A Jew who lives in Israel and lets Yom Kippur go by like just another ordinary day is missing something very significant. A country that comes to a standstill for one day but doesn’t derive anything significant out of it misses out. On a personal level, Yom Kippur, in the simplest sense, invites introspection. On a national level, it provides the opportunity to rethink the tone of our public discourse. A few years ago I found myself in New York on Yom Kippur eve. As if against the natural order, public transportation didn’t stop at 2 P.M., the TV didn’t go silent at 3, and at 5, the streets didn’t empty of vehicles, to be replaced by bicycles. Except for the relative quiet deep in the Jewish neighborhood where I was staying, the world went on. The workaday noise persisted like at any other time. Compared to what happens in Israel, it was astonishing.
Jewish sources call Yom Kippur “the Sabbath of Sabbaths” or “the holy day.” Both of these terms seek to separate it from the other days of the year, to turn it into something special, different, distinct not only from weekdays but also from the Sabbath and the holidays. Sanctity, beyond its mystical significance, is different. It’s a bubble of something else, more significant, higher than reality.
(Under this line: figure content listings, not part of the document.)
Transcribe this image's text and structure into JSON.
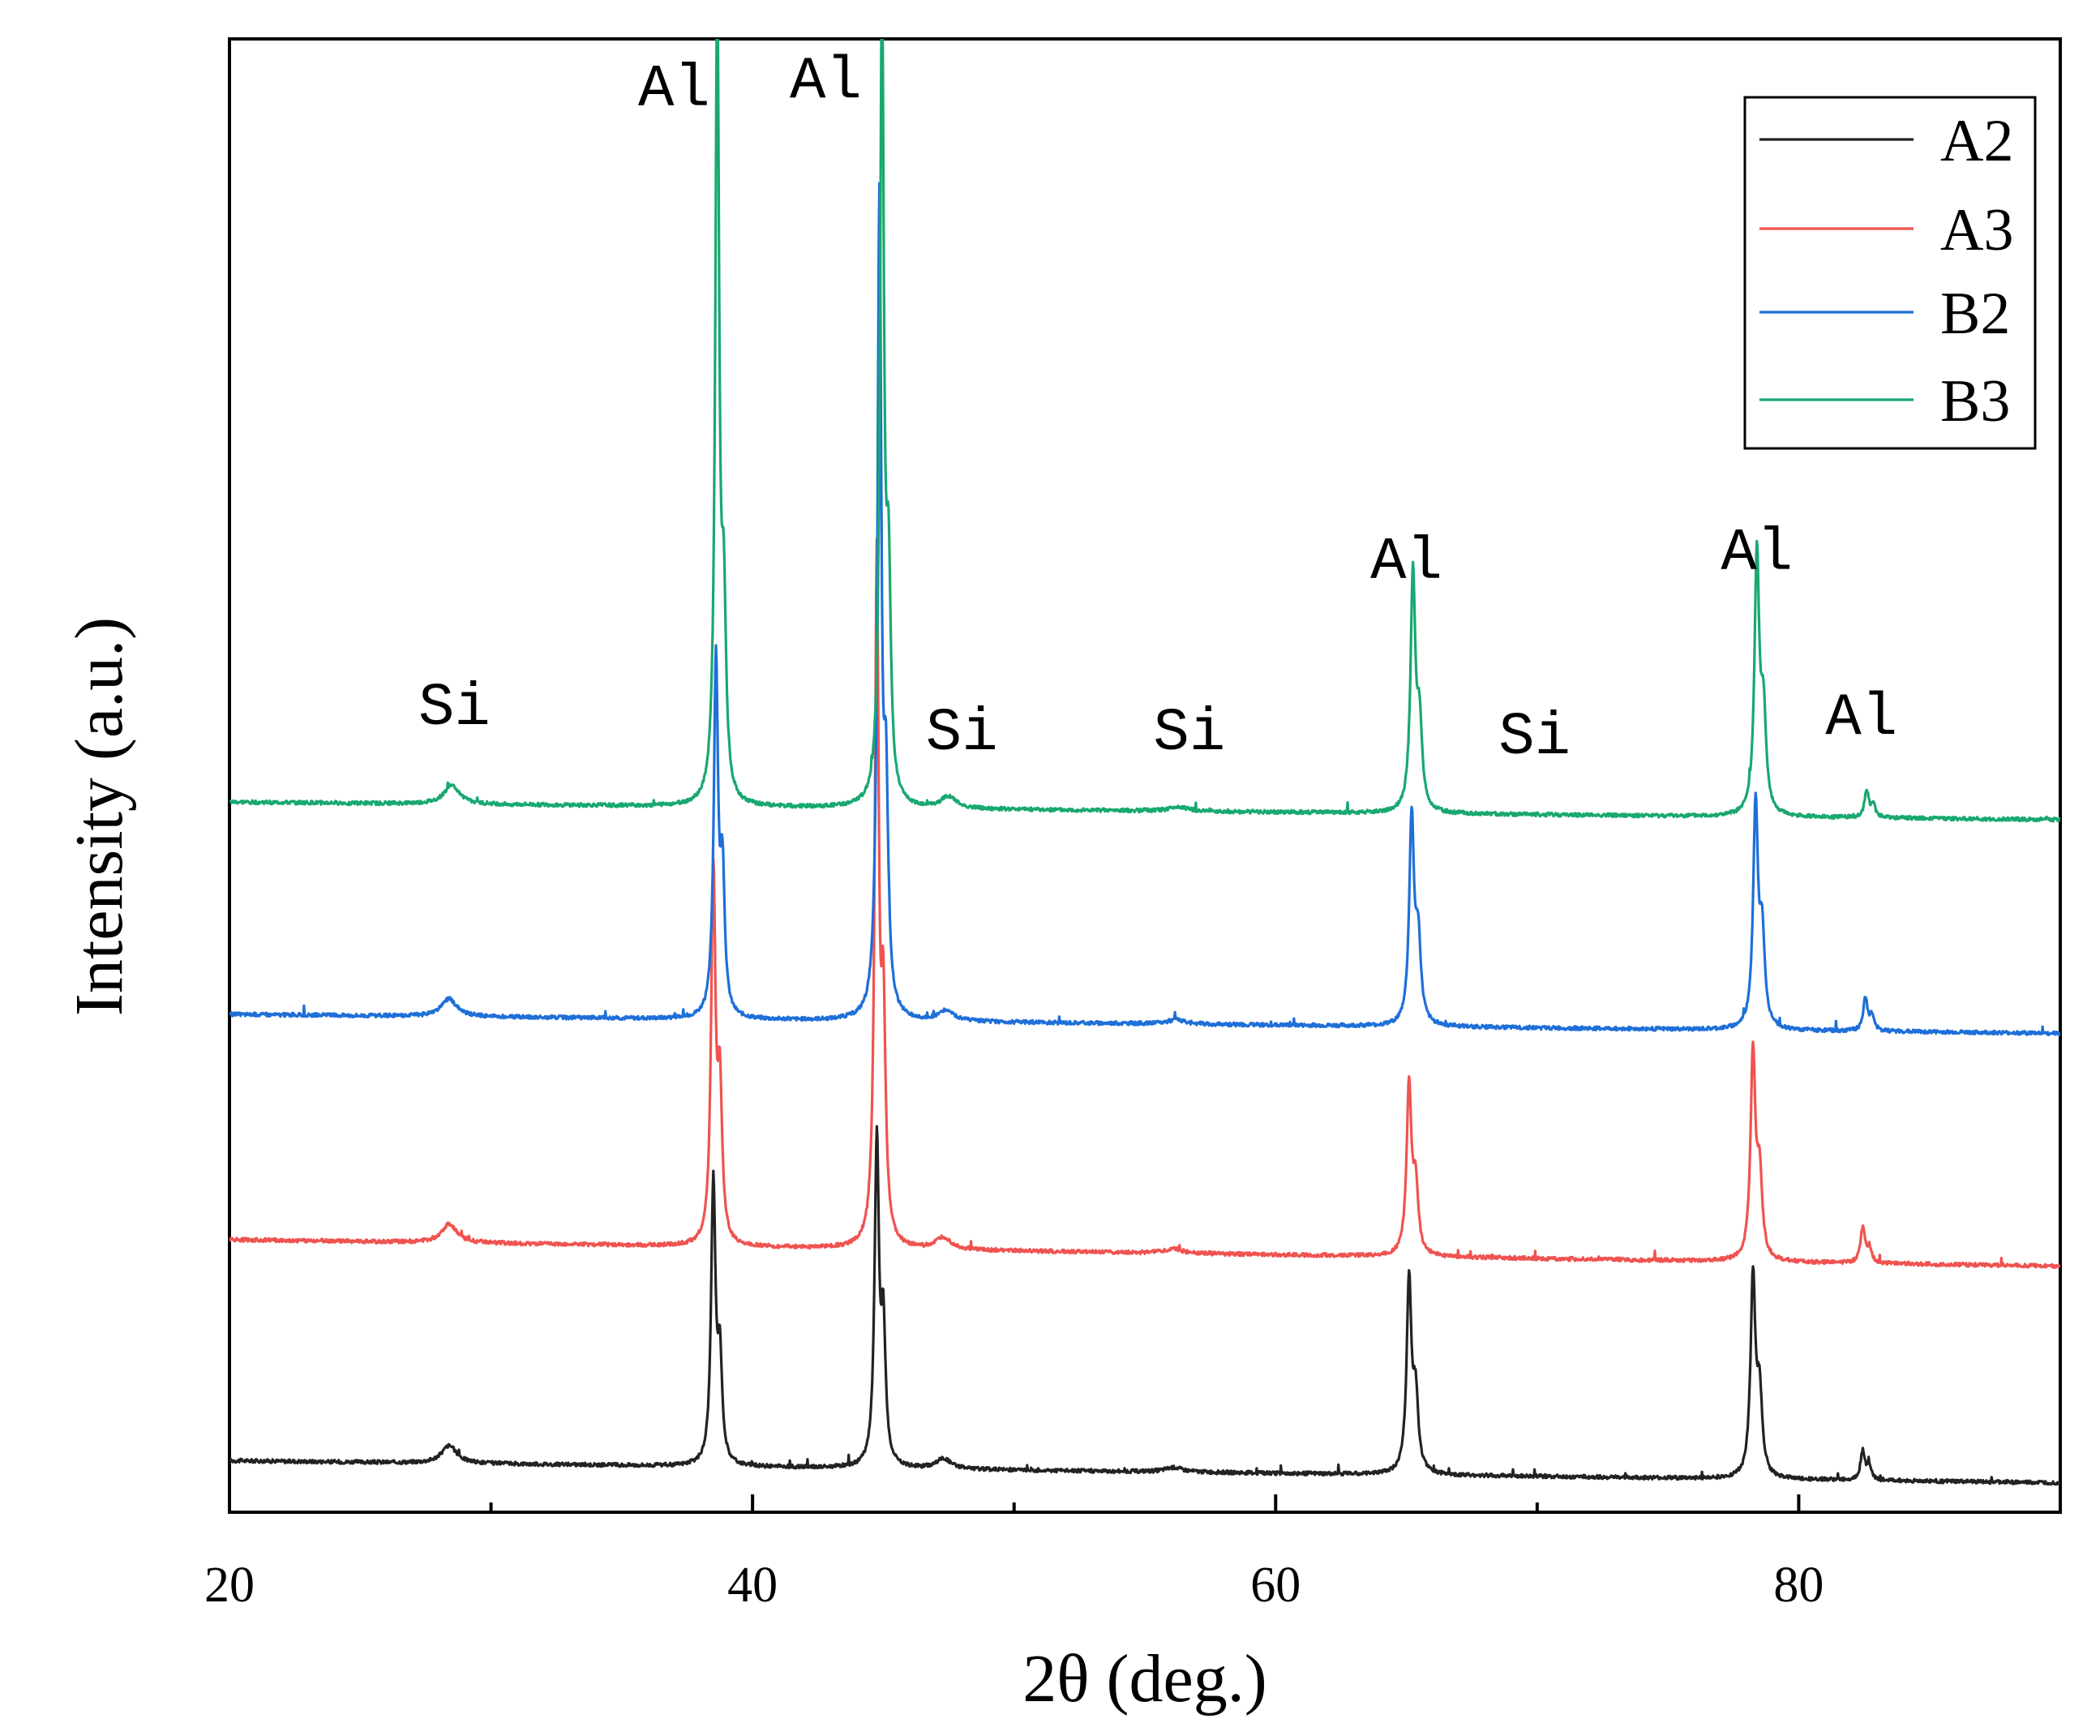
{
  "chart_data": {
    "type": "line",
    "title": "",
    "xlabel": "2θ (deg.)",
    "ylabel": "Intensity (a.u.)",
    "xlim": [
      20,
      90
    ],
    "ylim": [
      0,
      10
    ],
    "x_ticks": [
      20,
      40,
      60,
      80
    ],
    "x_minor_ticks": [
      30,
      50,
      70
    ],
    "grid": false,
    "legend_placement": "top-right",
    "y_ticks_shown": false,
    "series": [
      {
        "name": "A2",
        "color": "#222222",
        "offset": 0.35,
        "drift": -0.15,
        "peaks": [
          {
            "pos": 28.4,
            "amp": 0.12,
            "width": 0.35
          },
          {
            "pos": 38.5,
            "amp": 1.9,
            "width": 0.1
          },
          {
            "pos": 38.75,
            "amp": 0.7,
            "width": 0.1
          },
          {
            "pos": 44.75,
            "amp": 2.2,
            "width": 0.1
          },
          {
            "pos": 45.0,
            "amp": 0.9,
            "width": 0.1
          },
          {
            "pos": 47.3,
            "amp": 0.07,
            "width": 0.35
          },
          {
            "pos": 56.1,
            "amp": 0.03,
            "width": 0.4
          },
          {
            "pos": 65.1,
            "amp": 1.3,
            "width": 0.11
          },
          {
            "pos": 65.35,
            "amp": 0.5,
            "width": 0.12
          },
          {
            "pos": 78.25,
            "amp": 1.35,
            "width": 0.11
          },
          {
            "pos": 78.5,
            "amp": 0.55,
            "width": 0.12
          },
          {
            "pos": 82.45,
            "amp": 0.2,
            "width": 0.1
          },
          {
            "pos": 82.7,
            "amp": 0.09,
            "width": 0.1
          }
        ]
      },
      {
        "name": "A3",
        "color": "#ef5350",
        "offset": 1.85,
        "drift": -0.18,
        "peaks": [
          {
            "pos": 28.4,
            "amp": 0.13,
            "width": 0.35
          },
          {
            "pos": 38.5,
            "amp": 2.5,
            "width": 0.1
          },
          {
            "pos": 38.75,
            "amp": 1.0,
            "width": 0.1
          },
          {
            "pos": 44.75,
            "amp": 4.6,
            "width": 0.09
          },
          {
            "pos": 45.0,
            "amp": 1.5,
            "width": 0.1
          },
          {
            "pos": 47.3,
            "amp": 0.08,
            "width": 0.35
          },
          {
            "pos": 56.1,
            "amp": 0.03,
            "width": 0.4
          },
          {
            "pos": 65.1,
            "amp": 1.15,
            "width": 0.11
          },
          {
            "pos": 65.35,
            "amp": 0.45,
            "width": 0.12
          },
          {
            "pos": 78.25,
            "amp": 1.4,
            "width": 0.11
          },
          {
            "pos": 78.5,
            "amp": 0.55,
            "width": 0.12
          },
          {
            "pos": 82.45,
            "amp": 0.24,
            "width": 0.1
          },
          {
            "pos": 82.7,
            "amp": 0.1,
            "width": 0.1
          }
        ]
      },
      {
        "name": "B2",
        "color": "#1e6fd8",
        "offset": 3.38,
        "drift": -0.13,
        "peaks": [
          {
            "pos": 28.4,
            "amp": 0.12,
            "width": 0.35
          },
          {
            "pos": 38.6,
            "amp": 2.4,
            "width": 0.1
          },
          {
            "pos": 38.85,
            "amp": 0.9,
            "width": 0.1
          },
          {
            "pos": 44.85,
            "amp": 5.5,
            "width": 0.09
          },
          {
            "pos": 45.1,
            "amp": 1.4,
            "width": 0.1
          },
          {
            "pos": 47.4,
            "amp": 0.07,
            "width": 0.35
          },
          {
            "pos": 56.2,
            "amp": 0.03,
            "width": 0.4
          },
          {
            "pos": 65.2,
            "amp": 1.4,
            "width": 0.11
          },
          {
            "pos": 65.45,
            "amp": 0.55,
            "width": 0.12
          },
          {
            "pos": 78.35,
            "amp": 1.5,
            "width": 0.11
          },
          {
            "pos": 78.6,
            "amp": 0.6,
            "width": 0.12
          },
          {
            "pos": 82.55,
            "amp": 0.22,
            "width": 0.1
          },
          {
            "pos": 82.8,
            "amp": 0.1,
            "width": 0.1
          }
        ]
      },
      {
        "name": "B3",
        "color": "#18a870",
        "offset": 4.82,
        "drift": -0.12,
        "peaks": [
          {
            "pos": 28.5,
            "amp": 0.13,
            "width": 0.35
          },
          {
            "pos": 38.65,
            "amp": 5.5,
            "width": 0.09
          },
          {
            "pos": 38.9,
            "amp": 1.2,
            "width": 0.1
          },
          {
            "pos": 44.95,
            "amp": 5.5,
            "width": 0.09
          },
          {
            "pos": 45.2,
            "amp": 1.4,
            "width": 0.1
          },
          {
            "pos": 47.5,
            "amp": 0.08,
            "width": 0.35
          },
          {
            "pos": 56.3,
            "amp": 0.03,
            "width": 0.4
          },
          {
            "pos": 65.25,
            "amp": 1.6,
            "width": 0.11
          },
          {
            "pos": 65.5,
            "amp": 0.55,
            "width": 0.12
          },
          {
            "pos": 78.4,
            "amp": 1.75,
            "width": 0.11
          },
          {
            "pos": 78.65,
            "amp": 0.65,
            "width": 0.12
          },
          {
            "pos": 82.6,
            "amp": 0.18,
            "width": 0.1
          },
          {
            "pos": 82.85,
            "amp": 0.08,
            "width": 0.1
          }
        ]
      }
    ],
    "annotations": [
      {
        "text": "Si",
        "x": 28.6,
        "y": 5.35
      },
      {
        "text": "Al",
        "x": 37.0,
        "y": 9.55
      },
      {
        "text": "Al",
        "x": 42.8,
        "y": 9.6
      },
      {
        "text": "Si",
        "x": 48.0,
        "y": 5.18
      },
      {
        "text": "Si",
        "x": 56.7,
        "y": 5.18
      },
      {
        "text": "Al",
        "x": 65.0,
        "y": 6.34
      },
      {
        "text": "Si",
        "x": 69.9,
        "y": 5.15
      },
      {
        "text": "Al",
        "x": 78.4,
        "y": 6.4
      },
      {
        "text": "Al",
        "x": 82.4,
        "y": 5.28
      }
    ]
  }
}
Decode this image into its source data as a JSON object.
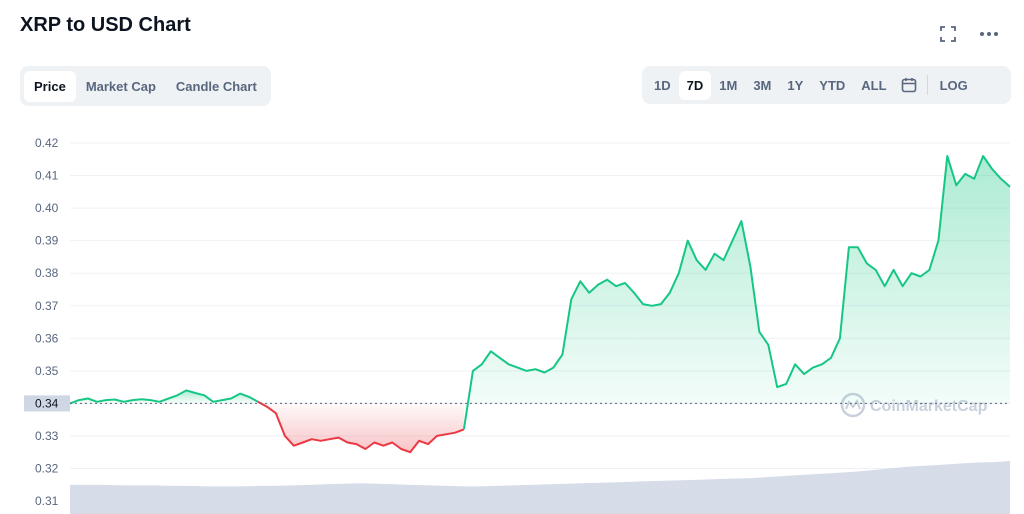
{
  "header": {
    "title": "XRP to USD Chart",
    "icons": [
      "fullscreen-icon",
      "more-icon"
    ]
  },
  "tabs": [
    "Price",
    "Market Cap",
    "Candle Chart"
  ],
  "active_tab": "Price",
  "ranges": [
    "1D",
    "7D",
    "1M",
    "3M",
    "1Y",
    "YTD",
    "ALL"
  ],
  "active_range": "7D",
  "log_label": "LOG",
  "watermark": "CoinMarketCap",
  "colors": {
    "up": "#16c784",
    "down": "#ea3943",
    "volume": "#cfd6e4",
    "accent": "#3861fb"
  },
  "chart_data": {
    "type": "line",
    "ylim": [
      0.307,
      0.428
    ],
    "y_ticks": [
      "0.42",
      "0.41",
      "0.40",
      "0.39",
      "0.38",
      "0.37",
      "0.36",
      "0.35",
      "0.34",
      "0.33",
      "0.32",
      "0.31"
    ],
    "baseline": 0.34,
    "baseline_label": "0.34",
    "grid": true,
    "series": [
      {
        "values": [
          0.34,
          0.341,
          0.3415,
          0.3405,
          0.341,
          0.3412,
          0.3405,
          0.341,
          0.3413,
          0.341,
          0.3405,
          0.3415,
          0.3425,
          0.344,
          0.3432,
          0.3425,
          0.3405,
          0.341,
          0.3415,
          0.343,
          0.342,
          0.3405,
          0.339,
          0.337,
          0.33,
          0.327,
          0.328,
          0.329,
          0.3285,
          0.329,
          0.3295,
          0.328,
          0.3275,
          0.326,
          0.328,
          0.327,
          0.328,
          0.326,
          0.325,
          0.3285,
          0.3275,
          0.33,
          0.3305,
          0.331,
          0.332,
          0.35,
          0.352,
          0.356,
          0.354,
          0.352,
          0.351,
          0.35,
          0.3505,
          0.3495,
          0.351,
          0.355,
          0.372,
          0.3775,
          0.374,
          0.3765,
          0.378,
          0.376,
          0.377,
          0.374,
          0.3705,
          0.37,
          0.3705,
          0.374,
          0.38,
          0.39,
          0.384,
          0.381,
          0.386,
          0.384,
          0.39,
          0.396,
          0.382,
          0.362,
          0.358,
          0.345,
          0.346,
          0.352,
          0.349,
          0.351,
          0.352,
          0.354,
          0.36,
          0.388,
          0.388,
          0.383,
          0.381,
          0.376,
          0.381,
          0.376,
          0.38,
          0.379,
          0.381,
          0.39,
          0.416,
          0.407,
          0.4105,
          0.409,
          0.416,
          0.412,
          0.409,
          0.4065
        ]
      }
    ],
    "volume": [
      0.55,
      0.55,
      0.55,
      0.54,
      0.54,
      0.54,
      0.53,
      0.53,
      0.52,
      0.52,
      0.52,
      0.53,
      0.53,
      0.54,
      0.55,
      0.56,
      0.57,
      0.58,
      0.57,
      0.56,
      0.55,
      0.54,
      0.53,
      0.52,
      0.52,
      0.53,
      0.54,
      0.55,
      0.56,
      0.57,
      0.58,
      0.59,
      0.6,
      0.61,
      0.62,
      0.63,
      0.64,
      0.65,
      0.66,
      0.67,
      0.68,
      0.7,
      0.72,
      0.74,
      0.76,
      0.78,
      0.8,
      0.83,
      0.86,
      0.89,
      0.91,
      0.93,
      0.95,
      0.97,
      0.98,
      1.0
    ]
  }
}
That’s Yom Kippur.
The Israeli Yom Kippur experience has miraculously become like that. A bubble in reality. An island of cessation in the frothing stream of daily life. Twenty-five hours of almost complete quiet. Without the flood of endless broadcast noise, without coalition power struggles. And without coercion, most Israelis chose a bike and not a car. They choose to let this day be different in the extreme from any other day – sacred.
This precious time capsule is both a gift and a challenge. It’s a gift because it’s an opportunity for something significant. It’s a challenge because filling this time with significance requires effort.
Soul-searching is not a religious matter but a human one, absent the usual distracting outside noise, the daily grind that often crushes the possibility of looking deeply into our lives. This is an opportunity for a restart in many areas, but especially in the sense that the quiet of Yom Kippur is in utter contrast to the volume of public dialogue.
Public discourse in Israel is screeching, rough and rude, earsplitting and toxic. The disturbed rhetoric of the Rogel Alphers and the Shimon Riklins, of politicians on the right and the left, which leads others to dig in so their voice will somehow be heard. Of people armed with a keyboard, for whom no amount of defamation is off limits. An unending cacophony in which one has to shout louder and frame his words more rudely than the others to get five minutes of attention.
This is a discussion in which arguments and content are lost in favor of a catchy headline, or more likes. The goals and the issues change often: a politician, a celebrity that somebody doesn’t like, a minority or just anybody who’s different. The style is similar. Sharpen your verbal arrows, coat them with poison and shoot them right into the heart of the victim, in a very visible way. To hell with political correctness, politeness or basic fairness. Volume is the message.
The outcome spells disaster. In the least worst case, this noise kills any possibility of a serious discussion on any topic, because you can’t hold a serious discussion while shouting slogans. In the worst case, this culture simply does damage to anyone working in the public sphere, no matter how pure their intentions. And finally, the environment around such discourse is fertile ground for real physical violence. It’s not only words that can cross the line into dangerous criminal incitement; the atmosphere of verbal violence can lead there, too.
This is a national phenomenon, but the responsibility for it is personal. Everyone who engages in public dialogue has an obligation for tone and expression. Politicians, the media, celebrities and other public figures are the natural culprits. But the easy access for anyone who sits in front of a computer, commenting or sharing, puts the onus on all of us.
I’m no fool. I don’t delude myself into thinking that one day of silence and even some serious thought on the matter will change the character of public discourse in Israel, but I’m also not prepared to give up on the possibility for change – the possibility that everyone who plays a part in creating this harsh culture of expression will draw something from the still, small voice of Yom Kippur and lower the volume for the rest of the year as well.
Beyond the personal significance of the unacceptable way of responding to others and their opinions, there is also national significance. The question of whether we’ll continue down this slope next year or whether we’ll stop and backtrack a little depends on many of us.
The author is the director of the Center for Religion, Nation and State at the Israel Democracy Institute and a lecturer in law at the Peres Academic Center.